Une lutte collaborative contre le décrochage

« On ne veut voler ses élèves à la Commission scolaire. On est vraiment dans la complémentarité. Certains acteurs du milieu scolaire l’ont compris, tandis que d’autres nous mettent toujours des bâtons dans les roues. Mais lorsque les jeunes décrochent, ils décrochent. »

Une portion d’élèves victimes de leur anxiété

Stéphanie Verriest affirme que des jeunes ont rapporté au personnel leurs inquiétudes liées au stress et à l’anxiété occasionnés par la pandémie. « Des jeunes du programme Autonomie personnelle et sociale, qui ne sont ni à l’emploi, ni aux études, et qui vivaient déjà avec des troubles anxieux sans la COVID-19, voient leur anxiété amplifiée par le fait d’avoir à s’adapter à autant de nouvelles mesures et consignes à suivre. On offre des ateliers d’arts et relaxation en ligne et dans les écoles, afin d’aider les élèves à mieux gérer leur stress, et pour une meilleure conciliation travail-études car c’est un enjeu connu du décrochage.

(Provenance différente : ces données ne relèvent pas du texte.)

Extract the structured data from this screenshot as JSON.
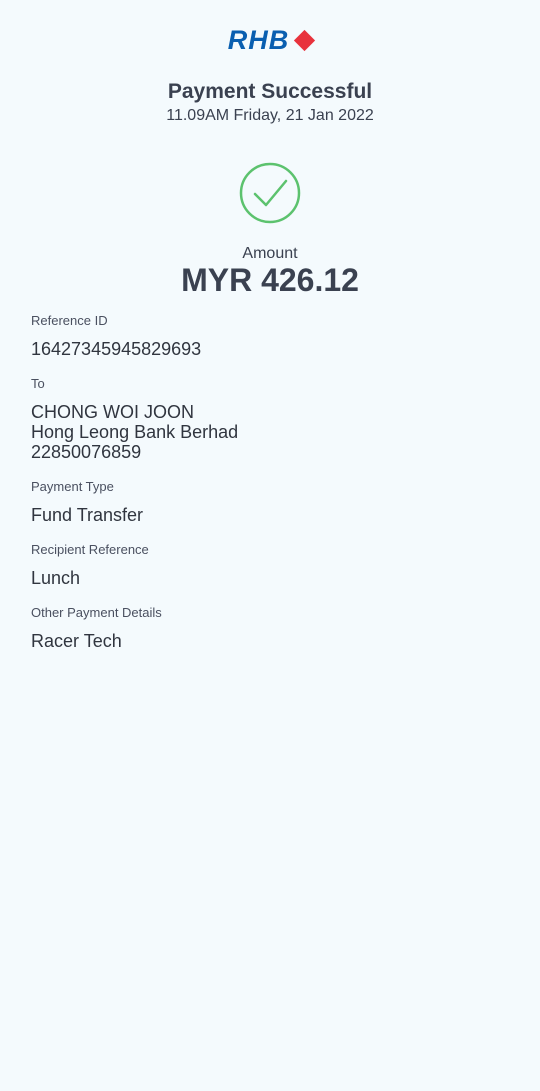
{
  "header": {
    "logo_text": "RHB"
  },
  "status": {
    "title": "Payment Successful",
    "datetime": "11.09AM Friday, 21 Jan 2022"
  },
  "amount": {
    "label": "Amount",
    "value": "MYR 426.12"
  },
  "details": {
    "reference_id": {
      "label": "Reference ID",
      "value": "16427345945829693"
    },
    "to": {
      "label": "To",
      "name": "CHONG WOI JOON",
      "bank": "Hong Leong Bank Berhad",
      "account": "22850076859"
    },
    "payment_type": {
      "label": "Payment Type",
      "value": "Fund Transfer"
    },
    "recipient_reference": {
      "label": "Recipient Reference",
      "value": "Lunch"
    },
    "other_payment_details": {
      "label": "Other Payment Details",
      "value": "Racer Tech"
    }
  },
  "colors": {
    "brand_blue": "#0a5fb0",
    "brand_red": "#e8323c",
    "success_green": "#5cc26e",
    "background": "#f4fafd"
  },
  "icons": {
    "success": "check-circle-icon",
    "logo_mark": "diamond-icon"
  }
}
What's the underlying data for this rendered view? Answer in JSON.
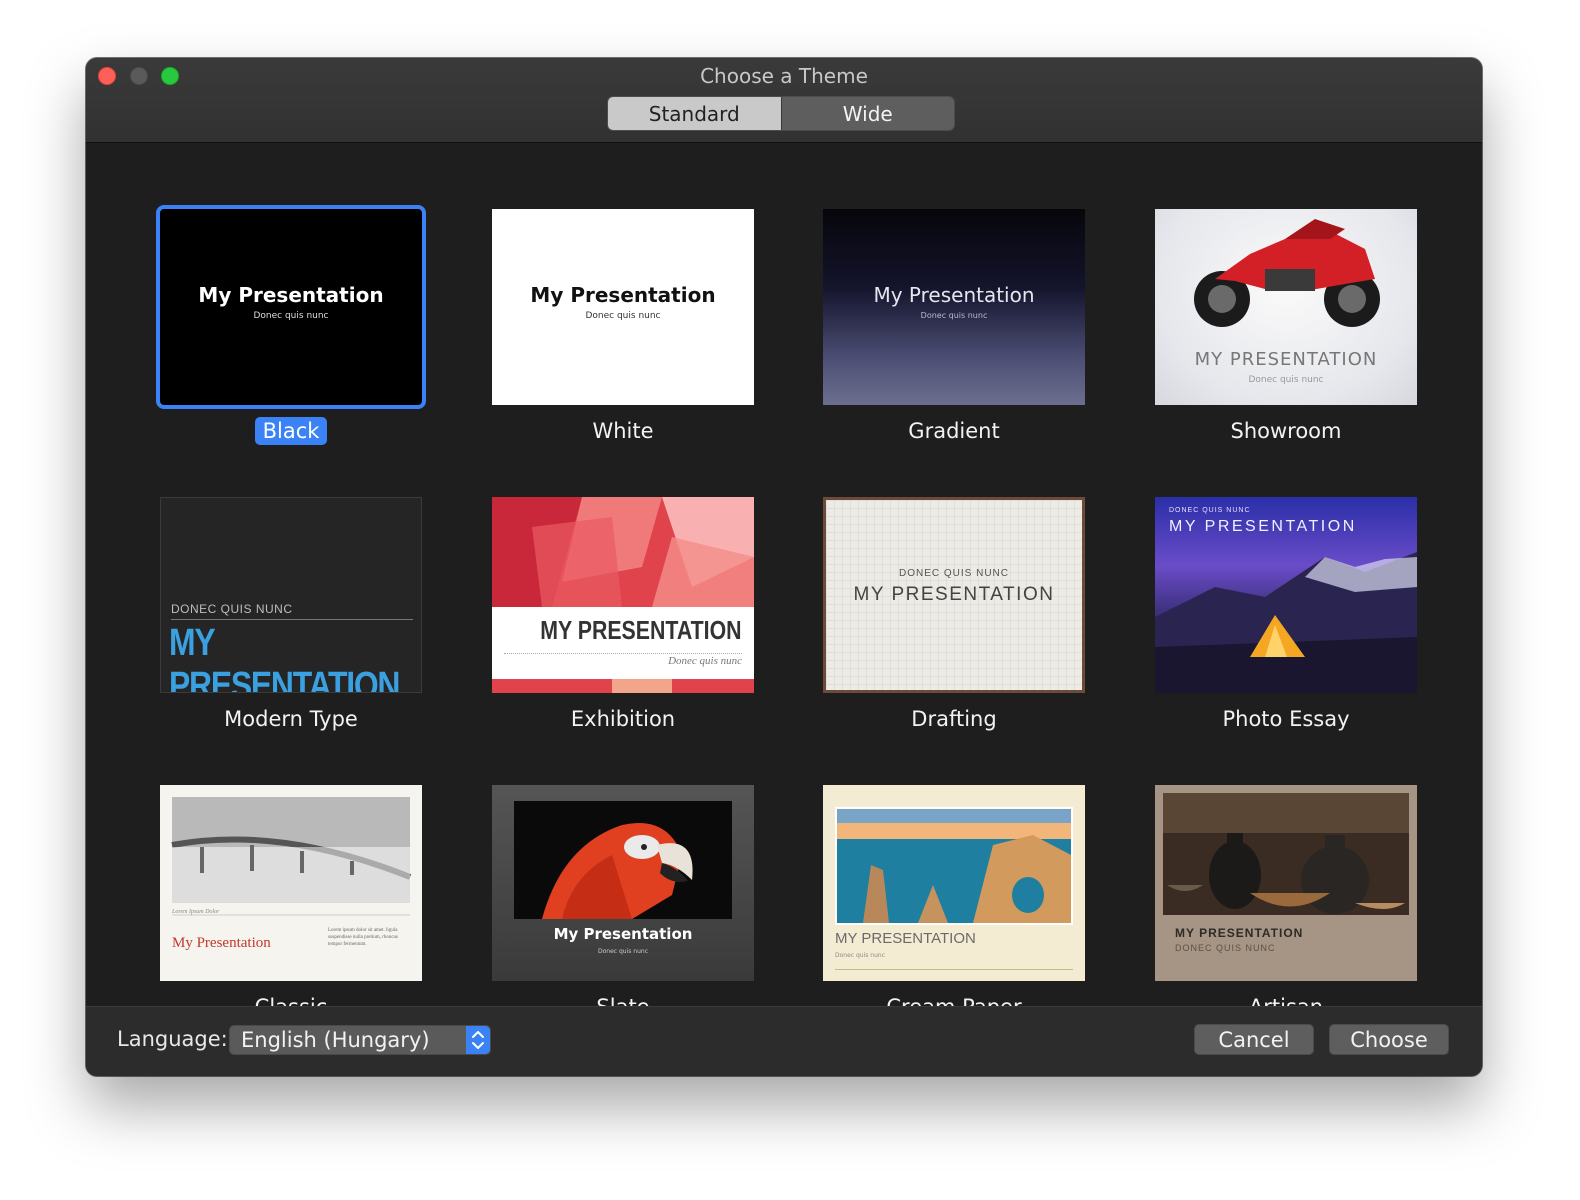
{
  "window": {
    "title": "Choose a Theme"
  },
  "segments": {
    "standard": "Standard",
    "wide": "Wide",
    "selected": "Standard"
  },
  "themes": [
    {
      "name": "Black",
      "selected": true,
      "slide_title": "My Presentation",
      "slide_sub": "Donec quis nunc"
    },
    {
      "name": "White",
      "slide_title": "My Presentation",
      "slide_sub": "Donec quis nunc"
    },
    {
      "name": "Gradient",
      "slide_title": "My Presentation",
      "slide_sub": "Donec quis nunc"
    },
    {
      "name": "Showroom",
      "slide_title": "MY PRESENTATION",
      "slide_sub": "Donec quis nunc"
    },
    {
      "name": "Modern Type",
      "slide_title": "MY PRESENTATION",
      "slide_sub": "DONEC QUIS NUNC"
    },
    {
      "name": "Exhibition",
      "slide_title": "MY PRESENTATION",
      "slide_sub": "Donec quis nunc"
    },
    {
      "name": "Drafting",
      "slide_title": "MY PRESENTATION",
      "slide_sub": "DONEC QUIS NUNC"
    },
    {
      "name": "Photo Essay",
      "slide_title": "MY PRESENTATION",
      "slide_sub": "DONEC QUIS NUNC"
    },
    {
      "name": "Classic",
      "slide_title": "My Presentation",
      "slide_sub": "Lorem Ipsum Dolor",
      "slide_body": "Lorem ipsum dolor sit amet. ligula suspendisse nulla pretium, rhoncus tempor fermentum."
    },
    {
      "name": "Slate",
      "slide_title": "My Presentation",
      "slide_sub": "Donec quis nunc"
    },
    {
      "name": "Cream Paper",
      "slide_title": "MY PRESENTATION",
      "slide_sub": "Donec quis nunc"
    },
    {
      "name": "Artisan",
      "slide_title": "MY PRESENTATION",
      "slide_sub": "DONEC QUIS NUNC"
    }
  ],
  "footer": {
    "language_label": "Language:",
    "language_value": "English (Hungary)",
    "cancel_label": "Cancel",
    "choose_label": "Choose"
  },
  "colors": {
    "accent": "#3b82f6",
    "window_bg": "#1e1e1e"
  }
}
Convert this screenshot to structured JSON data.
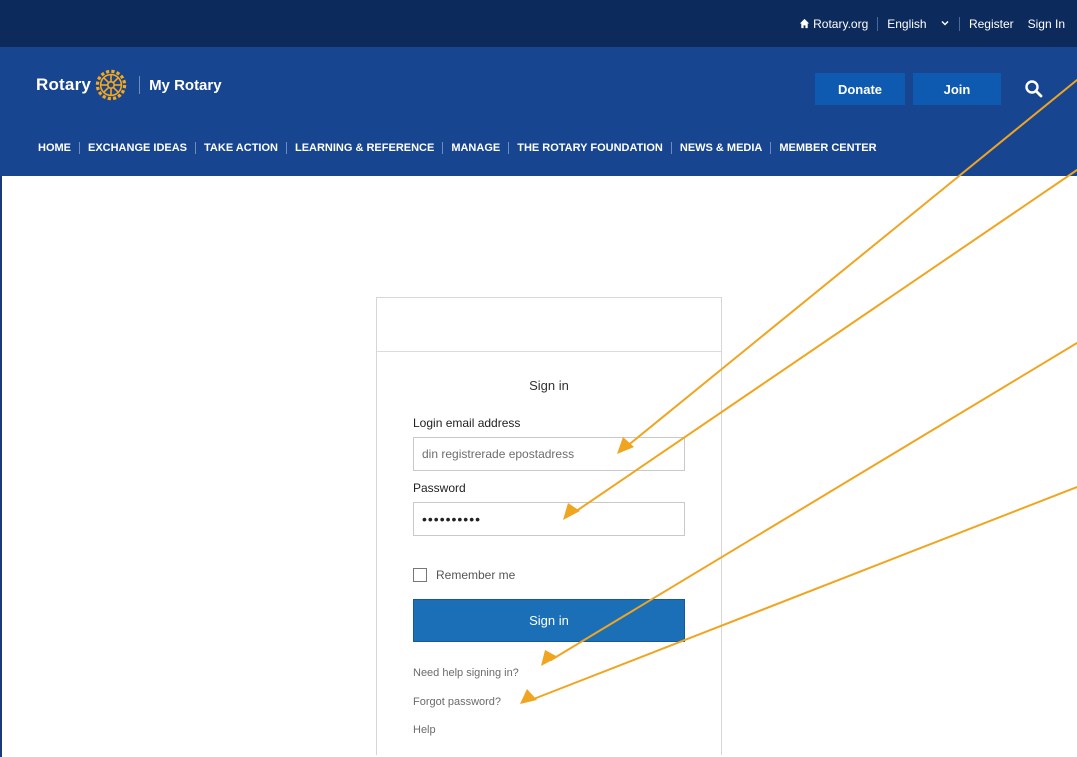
{
  "utility": {
    "rotary_org": "Rotary.org",
    "language": "English",
    "register": "Register",
    "sign_in": "Sign In"
  },
  "header": {
    "logo_word": "Rotary",
    "my_rotary": "My Rotary",
    "donate": "Donate",
    "join": "Join"
  },
  "nav": {
    "items": [
      "HOME",
      "EXCHANGE IDEAS",
      "TAKE ACTION",
      "LEARNING & REFERENCE",
      "MANAGE",
      "THE ROTARY FOUNDATION",
      "NEWS & MEDIA",
      "MEMBER CENTER"
    ]
  },
  "signin": {
    "title": "Sign in",
    "email_label": "Login email address",
    "email_placeholder": "din registrerade epostadress",
    "password_label": "Password",
    "password_value": "••••••••••",
    "remember": "Remember me",
    "button": "Sign in",
    "need_help": "Need help signing in?",
    "forgot": "Forgot password?",
    "help": "Help"
  },
  "colors": {
    "utility_bar": "#0c2a5c",
    "header": "#17458f",
    "button_blue": "#0d5ab0",
    "signin_button": "#1a6fb7",
    "annotation_arrow": "#f0a521"
  }
}
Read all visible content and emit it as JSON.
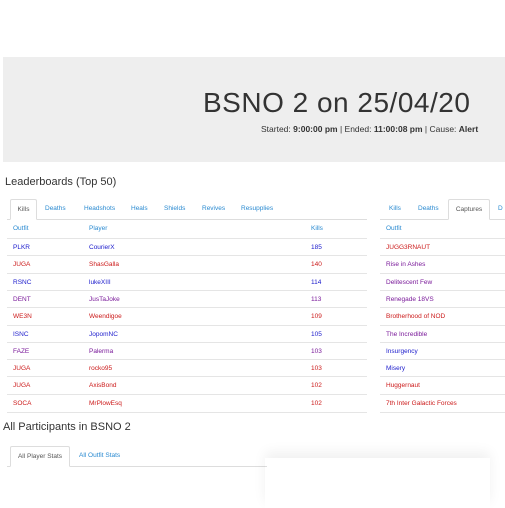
{
  "hero": {
    "title": "BSNO 2 on 25/04/20",
    "started_label": "Started:",
    "started_value": "9:00:00 pm",
    "ended_label": "Ended:",
    "ended_value": "11:00:08 pm",
    "cause_label": "Cause:",
    "cause_value": "Alert"
  },
  "leaderboards": {
    "title": "Leaderboards (Top 50)",
    "left_tabs": [
      "Kills",
      "Deaths",
      "Headshots",
      "Heals",
      "Shields",
      "Revives",
      "Resupplies"
    ],
    "right_tabs": [
      "Kills",
      "Deaths",
      "Captures",
      "D"
    ],
    "left_headers": {
      "outfit": "Outfit",
      "player": "Player",
      "kills": "Kills"
    },
    "right_headers": {
      "outfit": "Outfit"
    },
    "rows": [
      {
        "outfit": "PLKR",
        "player": "CourierX",
        "kills": "185",
        "color": "#1a1acc"
      },
      {
        "outfit": "JUGA",
        "player": "ShasGalla",
        "kills": "140",
        "color": "#cc1a1a"
      },
      {
        "outfit": "RSNC",
        "player": "lukeXIII",
        "kills": "114",
        "color": "#1a1acc"
      },
      {
        "outfit": "DENT",
        "player": "JusTaJoke",
        "kills": "113",
        "color": "#7a1a9a"
      },
      {
        "outfit": "WE3N",
        "player": "Weendigoe",
        "kills": "109",
        "color": "#cc1a1a"
      },
      {
        "outfit": "ISNC",
        "player": "JopomNC",
        "kills": "105",
        "color": "#1a1acc"
      },
      {
        "outfit": "FAZE",
        "player": "Palerma",
        "kills": "103",
        "color": "#7a1a9a"
      },
      {
        "outfit": "JUGA",
        "player": "rocko95",
        "kills": "103",
        "color": "#cc1a1a"
      },
      {
        "outfit": "JUGA",
        "player": "AxisBond",
        "kills": "102",
        "color": "#cc1a1a"
      },
      {
        "outfit": "SOCA",
        "player": "MrPlowEsq",
        "kills": "102",
        "color": "#cc1a1a"
      }
    ],
    "right_rows": [
      {
        "outfit": "JUGG3RNAUT",
        "color": "#cc1a1a"
      },
      {
        "outfit": "Rise in Ashes",
        "color": "#7a1a9a"
      },
      {
        "outfit": "Delitescent Few",
        "color": "#7a1a9a"
      },
      {
        "outfit": "Renegade 18VS",
        "color": "#7a1a9a"
      },
      {
        "outfit": "Brotherhood of NOD",
        "color": "#cc1a1a"
      },
      {
        "outfit": "The Incredible",
        "color": "#7a1a9a"
      },
      {
        "outfit": "Insurgency",
        "color": "#1a1acc"
      },
      {
        "outfit": "Misery",
        "color": "#1a1acc"
      },
      {
        "outfit": "Huggernaut",
        "color": "#cc1a1a"
      },
      {
        "outfit": "7th Inter Galactic Forces",
        "color": "#cc1a1a"
      }
    ]
  },
  "participants": {
    "title": "All Participants in BSNO 2",
    "tabs": [
      "All Player Stats",
      "All Outfit Stats"
    ]
  }
}
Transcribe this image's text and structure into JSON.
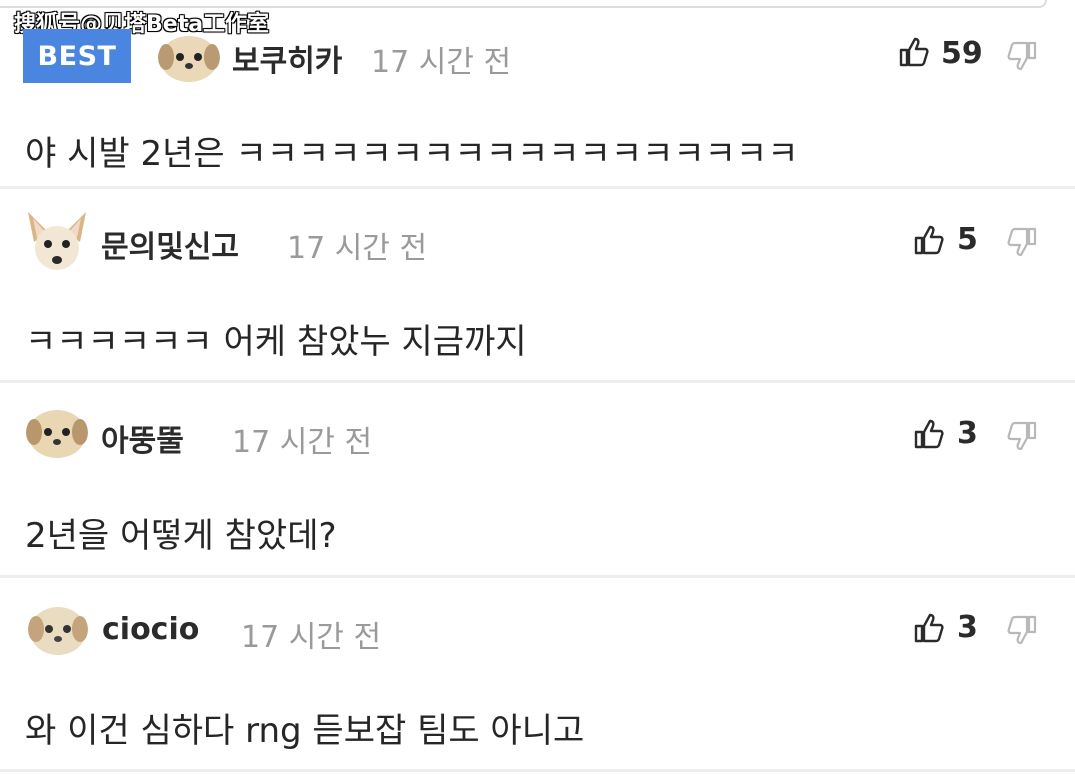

On met en place des stratégies en collaboration avec les écoles, dont le Mont-Bruno et l’École secondaire de Chambly. »

« J’ai des jeunes qui avaient décroché, puis ‘raccroché’ à l’École du Fort, mais qui malheureusement ont de nouveau tout lâché à cause du confinement. » – Julie Martel

Julie Martel, éducatrice à l’École du Fort, raconte que malgré tous les efforts et les résultats encourageants, elle a malheureusement perdu des jeunes qui se sont démotivés lors du confinement : « J’ai des jeunes qui avaient décroché, puis ‘raccroché’ à l’École du Fort, mais qui malheureusement ont de nouveau tout lâché à cause du confinement. »

D’autres programmes à distance, telle que la cuisine collective pour développer l’autonomie alimentaire des jeunes en difficulté, seront mis en place pour mieux répondre à leurs besoins.